RENCONTRES REGIONALES PIGMA 2025 ERIC THALGOTT

Le Grand Témoin des Rencontres régionales PIGMA 2025, Éric Thalgott, vice-président de l’Afigéo, a livré une intervention stratégique et engagée sur le rôle structurant de la donnée dans la transformation des territoires. Entre avancées technologiques, limites économiques et nécessité d’un nouveau pacte public/privé, il a appelé à une mobilisation collective autour d’une filière géonumérique souveraine, pérenne et interopérable.

Eric Thalgott a commencé par rappeler que la donnée, en particulier la donnée spatiale et géographique, est devenue un levier essentiel de transformation et d’innovation. S’appuyant sur son parcours chez Geofit, il a souligné que cette dimension était déjà considérée comme stratégique au début des années 2000, tant pour concevoir des infrastructures fiables que pour transmettre des informations pertinentes aux bureaux d’étude et aux décideurs publics.

Il s’est appuyé également sur les travaux de l’Afigéo, qui fédère l’ensemble des acteurs de l’information géographique (publics, privés, académiques et associatifs) et a mené une étude économique visant à mieux cerner le poids, les dynamiques et les perspectives de la filière.

Les données aident à prendre des décisions éclairées pour répondre aux défis actuels et futurs dans tous les domaines. La donnée spatiale et géographique devient très précise et s’acquiert à des couts financiers plus accessibles.

La donnée géographique, levier stratégique de transformation

Il a évoqué plusieurs avancées technologiques majeures, comme le PCRS (orthophotographies à 5 cm), le LIDAR aérien, ou encore le jumeau numérique de la France, fruit d’un partenariat entre l’IGN, le CEREMA, l’INRIA et des entreprises privées. Ces outils permettent aujourd’hui de modéliser le territoire en 3D avec une très haute précision.

Eric Thalgott a souligné aussi le rôle croissant de l’intelligence artificielle, qu’elle soit générative ou prédictive, dans l’analyse des données spatiales, l’anticipation des risques et la production d’indicateurs pertinents. Couplée aux objets connectés, elle permet des remontées d’information en temps réel, utiles à l’action publique et à la gestion de crise.

Modèle économique : le talon d’Achille du secteur

Cette dynamique, bien qu’enthousiasmante, reste complexe. L’open data a profondément modifié les pratiques, devenant une ressource librement accessible. Toutefois, en l’absence de modèle économique durable, la mise à jour et la qualité des données restent incertaines et vulnérables.

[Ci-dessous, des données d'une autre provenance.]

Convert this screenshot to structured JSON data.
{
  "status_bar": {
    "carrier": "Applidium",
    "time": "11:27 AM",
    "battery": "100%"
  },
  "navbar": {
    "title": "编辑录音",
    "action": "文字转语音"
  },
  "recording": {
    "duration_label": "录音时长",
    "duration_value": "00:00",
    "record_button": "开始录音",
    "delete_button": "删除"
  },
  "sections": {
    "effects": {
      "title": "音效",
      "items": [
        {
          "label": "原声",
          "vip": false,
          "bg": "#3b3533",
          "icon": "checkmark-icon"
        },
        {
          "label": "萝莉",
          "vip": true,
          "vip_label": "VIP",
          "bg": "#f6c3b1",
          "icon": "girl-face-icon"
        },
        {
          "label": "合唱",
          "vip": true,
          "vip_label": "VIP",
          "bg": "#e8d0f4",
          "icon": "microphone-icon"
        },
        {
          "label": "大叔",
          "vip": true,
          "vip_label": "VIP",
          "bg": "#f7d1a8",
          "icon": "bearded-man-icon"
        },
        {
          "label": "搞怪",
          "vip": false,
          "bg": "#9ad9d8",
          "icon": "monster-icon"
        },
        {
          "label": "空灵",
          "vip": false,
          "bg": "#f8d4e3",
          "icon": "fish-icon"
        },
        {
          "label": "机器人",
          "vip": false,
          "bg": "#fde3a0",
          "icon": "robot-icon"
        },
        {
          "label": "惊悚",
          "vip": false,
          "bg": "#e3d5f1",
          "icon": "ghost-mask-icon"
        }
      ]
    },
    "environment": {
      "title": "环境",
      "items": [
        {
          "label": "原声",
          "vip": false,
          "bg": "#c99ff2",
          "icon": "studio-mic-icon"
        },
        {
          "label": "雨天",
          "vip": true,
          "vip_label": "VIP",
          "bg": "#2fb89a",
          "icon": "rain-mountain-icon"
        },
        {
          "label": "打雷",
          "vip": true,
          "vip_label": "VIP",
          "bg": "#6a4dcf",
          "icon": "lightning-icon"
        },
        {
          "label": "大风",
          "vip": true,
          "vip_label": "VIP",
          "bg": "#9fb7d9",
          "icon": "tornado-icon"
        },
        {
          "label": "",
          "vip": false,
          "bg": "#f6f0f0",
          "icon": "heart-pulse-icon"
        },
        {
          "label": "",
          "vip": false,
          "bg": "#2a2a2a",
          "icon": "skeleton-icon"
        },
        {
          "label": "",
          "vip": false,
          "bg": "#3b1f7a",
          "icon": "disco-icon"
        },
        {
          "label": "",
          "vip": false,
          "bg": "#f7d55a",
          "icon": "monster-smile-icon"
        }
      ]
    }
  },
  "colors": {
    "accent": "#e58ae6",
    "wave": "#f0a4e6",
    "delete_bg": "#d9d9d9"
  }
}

De même, malgré les investissements, l’intelligence artificielle a du mal à trouver des applications concrètes, ce qui interroge sur sa réelle viabilité dans la durée.

Dans ce contexte, les start-up innovent, mais peinent à consolider leur modèle économique, tandis que PME et ETI, souvent moins soutenues, investissent sur fonds propres avec une meilleure lecture des besoins. Le rapprochement entre ces acteurs pourrait favoriser des dynamiques complémentaires et durables.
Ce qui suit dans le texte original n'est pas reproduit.